This project compares the Moonshine and Faster-Whisper Tiny transcription models by analyzing latency and Word Error Rate (WER). Users can input text, which is converted to audio and transcribed by both models. The results are presented through detailed statistics and visual outputs.
To install the uv library, run:
pip install uv
For more information, visit the uv GitHub repository
The Moonshine inference code is developed using Keras and is compatible with all the backends that Keras supports: Torch, TensorFlow, and JAX. The backend you select will determine which version of the Moonshine package you should install. If you are just starting out, we recommend installing the default backend, which is Torch:
pip install useful-moonshine@git+https://github.com/usefulsensors/moonshine.git
To run the provided inference code, you have to instruct Keras to use the PyTorch backend by setting an environment variable:
export KERAS_BACKEND=torch
To run with the TensorFlow backend, install Moonshine and set the environment variable:
pip install useful-moonshine[tensorflow]@git+https://github.com/usefulsensors/moonshine.git
export KERAS_BACKEND=tensorflow
To run with the JAX backend, use:
pip install useful-moonshine[jax]@git+https://github.com/usefulsensors/moonshine.git
export KERAS_BACKEND=jax
To run with ONNX runtime, execute:
pip install useful-moonshine[onnx]@git+https://github.com/usefulsensors/moonshine.git
For detailed installation instructions, visit the Moonshine GitHub repository
For information on installing Faster-Whisper, visit the Faster-Whisper GitHub
- Text-to-Speech Conversion 🔊: Input text is transformed into audio using Google Text-to-Speech.
- Model Comparison: Evaluates each model's speed and accuracy over multiple runs.
- Statistical Insights 📈: Displays individual run statistics and cumulative averages.
- Dynamic Visualizations 📊: Interactive charts for latency and WER comparison.
- WER Calculation: WER is assessed using the jiwer library, which measures transcription accuracy against the original text.
Ensure the following libraries are installed:
pip install gradio faster-whisper jiwer numpy matplotlib gtts pydub
or install them from the requirements.txt file:
pip install requirements.txt
-
Clone the repository and navigate to the project folder.
git clone https://github.com/chrisputzu/comparison-moonshine-vs-faster-whisper-tiny-en.git
-
Open the Gradio Interface in your browser.
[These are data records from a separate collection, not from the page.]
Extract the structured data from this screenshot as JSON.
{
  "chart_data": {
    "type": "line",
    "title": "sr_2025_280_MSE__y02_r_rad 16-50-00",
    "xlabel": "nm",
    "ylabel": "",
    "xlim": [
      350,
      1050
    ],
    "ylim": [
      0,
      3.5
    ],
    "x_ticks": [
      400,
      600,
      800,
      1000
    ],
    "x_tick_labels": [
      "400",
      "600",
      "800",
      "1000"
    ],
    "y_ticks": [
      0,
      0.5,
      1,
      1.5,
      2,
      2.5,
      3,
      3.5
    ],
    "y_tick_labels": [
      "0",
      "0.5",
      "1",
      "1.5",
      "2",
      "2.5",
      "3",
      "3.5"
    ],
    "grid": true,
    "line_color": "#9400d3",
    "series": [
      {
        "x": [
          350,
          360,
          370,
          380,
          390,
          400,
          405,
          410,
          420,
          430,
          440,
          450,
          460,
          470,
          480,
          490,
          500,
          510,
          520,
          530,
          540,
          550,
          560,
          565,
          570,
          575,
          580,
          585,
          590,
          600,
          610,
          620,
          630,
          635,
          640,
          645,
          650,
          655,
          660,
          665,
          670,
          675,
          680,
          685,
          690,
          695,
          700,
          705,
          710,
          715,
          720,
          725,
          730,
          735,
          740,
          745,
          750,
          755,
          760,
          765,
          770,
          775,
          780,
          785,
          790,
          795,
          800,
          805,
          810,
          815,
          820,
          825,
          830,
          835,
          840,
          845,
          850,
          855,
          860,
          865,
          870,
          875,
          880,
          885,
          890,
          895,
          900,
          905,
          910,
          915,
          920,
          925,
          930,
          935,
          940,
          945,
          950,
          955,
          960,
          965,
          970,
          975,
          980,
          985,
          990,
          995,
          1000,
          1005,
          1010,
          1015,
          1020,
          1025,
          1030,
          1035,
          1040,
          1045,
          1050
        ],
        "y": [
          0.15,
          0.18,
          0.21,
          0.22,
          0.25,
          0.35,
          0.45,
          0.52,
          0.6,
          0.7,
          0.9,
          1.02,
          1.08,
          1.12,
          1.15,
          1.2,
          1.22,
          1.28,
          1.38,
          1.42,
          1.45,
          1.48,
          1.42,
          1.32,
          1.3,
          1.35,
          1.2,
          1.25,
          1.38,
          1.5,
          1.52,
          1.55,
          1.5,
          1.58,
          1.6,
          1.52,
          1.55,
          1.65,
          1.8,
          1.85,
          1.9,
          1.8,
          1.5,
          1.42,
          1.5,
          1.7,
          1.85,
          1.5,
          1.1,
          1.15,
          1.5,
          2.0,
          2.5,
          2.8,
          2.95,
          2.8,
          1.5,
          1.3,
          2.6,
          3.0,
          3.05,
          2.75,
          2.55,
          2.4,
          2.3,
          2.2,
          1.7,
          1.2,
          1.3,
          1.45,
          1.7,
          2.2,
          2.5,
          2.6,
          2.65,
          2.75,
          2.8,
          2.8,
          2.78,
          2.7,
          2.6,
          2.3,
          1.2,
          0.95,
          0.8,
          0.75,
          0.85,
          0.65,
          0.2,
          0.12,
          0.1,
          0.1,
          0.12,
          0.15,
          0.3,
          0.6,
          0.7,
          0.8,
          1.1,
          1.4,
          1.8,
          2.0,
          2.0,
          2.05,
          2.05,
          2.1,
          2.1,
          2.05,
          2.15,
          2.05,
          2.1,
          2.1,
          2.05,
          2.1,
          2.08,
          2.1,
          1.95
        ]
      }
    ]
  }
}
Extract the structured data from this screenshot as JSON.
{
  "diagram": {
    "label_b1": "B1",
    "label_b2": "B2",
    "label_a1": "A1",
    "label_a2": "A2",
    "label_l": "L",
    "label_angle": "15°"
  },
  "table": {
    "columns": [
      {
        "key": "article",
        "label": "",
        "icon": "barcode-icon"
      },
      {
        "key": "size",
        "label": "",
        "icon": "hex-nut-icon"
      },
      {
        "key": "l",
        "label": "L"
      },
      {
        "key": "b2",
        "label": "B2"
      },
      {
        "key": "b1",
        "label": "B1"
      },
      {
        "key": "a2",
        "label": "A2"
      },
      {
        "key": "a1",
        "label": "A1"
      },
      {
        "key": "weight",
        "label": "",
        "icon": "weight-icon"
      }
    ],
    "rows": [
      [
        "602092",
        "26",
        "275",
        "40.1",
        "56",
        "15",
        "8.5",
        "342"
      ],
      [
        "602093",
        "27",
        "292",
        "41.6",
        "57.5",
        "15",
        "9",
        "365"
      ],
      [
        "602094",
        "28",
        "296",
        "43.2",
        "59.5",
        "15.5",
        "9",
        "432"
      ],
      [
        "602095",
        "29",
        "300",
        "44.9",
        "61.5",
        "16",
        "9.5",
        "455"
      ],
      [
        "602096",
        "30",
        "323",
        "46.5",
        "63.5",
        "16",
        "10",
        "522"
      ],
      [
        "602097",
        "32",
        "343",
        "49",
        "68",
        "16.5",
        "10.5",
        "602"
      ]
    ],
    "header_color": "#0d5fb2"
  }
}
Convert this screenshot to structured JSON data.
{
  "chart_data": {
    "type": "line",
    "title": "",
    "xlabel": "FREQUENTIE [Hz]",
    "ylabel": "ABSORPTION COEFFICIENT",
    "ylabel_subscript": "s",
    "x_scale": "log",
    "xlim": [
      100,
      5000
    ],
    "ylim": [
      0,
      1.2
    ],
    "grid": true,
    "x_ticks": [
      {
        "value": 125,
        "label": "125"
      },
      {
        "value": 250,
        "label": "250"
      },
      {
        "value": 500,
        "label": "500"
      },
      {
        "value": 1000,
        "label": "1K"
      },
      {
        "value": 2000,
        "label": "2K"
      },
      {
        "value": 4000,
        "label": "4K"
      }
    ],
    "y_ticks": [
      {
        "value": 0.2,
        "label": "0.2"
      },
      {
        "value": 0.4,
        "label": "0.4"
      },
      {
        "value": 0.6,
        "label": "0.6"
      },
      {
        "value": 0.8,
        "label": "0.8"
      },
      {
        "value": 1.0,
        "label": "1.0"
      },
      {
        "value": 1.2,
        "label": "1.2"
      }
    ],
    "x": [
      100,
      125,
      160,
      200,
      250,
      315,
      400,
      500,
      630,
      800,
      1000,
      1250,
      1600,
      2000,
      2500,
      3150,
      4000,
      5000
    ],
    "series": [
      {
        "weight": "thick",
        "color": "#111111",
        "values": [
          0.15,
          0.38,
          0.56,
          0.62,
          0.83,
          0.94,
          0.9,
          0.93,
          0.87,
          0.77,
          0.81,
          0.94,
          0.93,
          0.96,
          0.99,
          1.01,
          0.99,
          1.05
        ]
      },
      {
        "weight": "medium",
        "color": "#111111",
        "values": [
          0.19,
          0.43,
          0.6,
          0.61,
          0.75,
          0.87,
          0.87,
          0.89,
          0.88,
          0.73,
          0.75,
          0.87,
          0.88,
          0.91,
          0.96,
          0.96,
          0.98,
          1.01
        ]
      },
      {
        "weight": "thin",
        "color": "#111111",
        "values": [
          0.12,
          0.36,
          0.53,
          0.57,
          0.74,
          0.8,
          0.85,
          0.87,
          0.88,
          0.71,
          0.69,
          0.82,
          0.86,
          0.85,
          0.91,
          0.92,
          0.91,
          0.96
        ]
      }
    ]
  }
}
Enter text, which will be converted to audio and transcribed by both models, with results displayed.
- Text-to-Speech: Input text is converted to .wav audio.
- Transcription: Audio is transcribed by both Moonshine and Faster-Whisper Tiny.
- WER Calculation: Accuracy is measured with WER, normalizing the text for consistency.
- Statistical Comparison: Real-time charts update with each run, displaying cumulative averages.
The Word Error Rate (WER) measures transcription accuracy as:
WER = (S + D + I)/N
where:
- ( S ): Number of substitutions
- ( D ): Number of deletions
- ( I ): Number of insertions
- ( N ): Total words in the reference text
Before calculating WER, the transcription undergoes normalization:
- Expanding common contractions
- Lowercasing text
- Removing punctuation, whitespace, and multiple spaces
The results of the comparison between the Moonshine and Faster-Whisper Tiny models, including input/output texts and charts, can be saved locally in the .gradio/flagged/
directory. The subdirectories will be named after the output fields and will include the following folders and files:
- 📊 Chart: Contains performance graphs.
- 📈 Cumulative Chart: Contains cumulative performance graphs.
- 🎤 Google Test to Speech Audio Output: Contains audio files generated by Google Text-to-Speech.
- 📅 dataset1.csv: A CSV file logging the chat timestamps and logs.
To save these results, simply press the "Flag" button in the Gradio interface! 🚩
The results of the test conducted with audio transcriptions generated from the text files comparison-moonshine-vs-faster-whisper-tiny-en\test_data\test_texts.txt
based on 30 runs, are summarized below.
- Average Percentage Difference Latency: 9.47x
- Average Absolute Difference Latency: 10.35 seconds
- Average Moonshine Latency: 11.45 seconds
- Average Faster-Whisper Tiny Latency: 1.10 seconds
- Average Moonshine WER: 2.71%
- Average Faster-Whisper Tiny WER: 4.10%
The comparison shows that Faster-Whisper Tiny outperforms Moonshine in terms of latency, with an average processing time of only 1.10 seconds compared to Moonshine's 11.45 seconds. This results in an average percentage difference in latency of 9.47x, indicating that Faster-Whisper Tiny is significantly faster.
In terms of accuracy, Moonshine has a lower Word Error Rate (WER) of 2.71%, while Faster-Whisper Tiny has a WER of 4.10%. This suggests that although Faster-Whisper Tiny is faster, it sacrifices some transcription accuracy compared to Moonshine.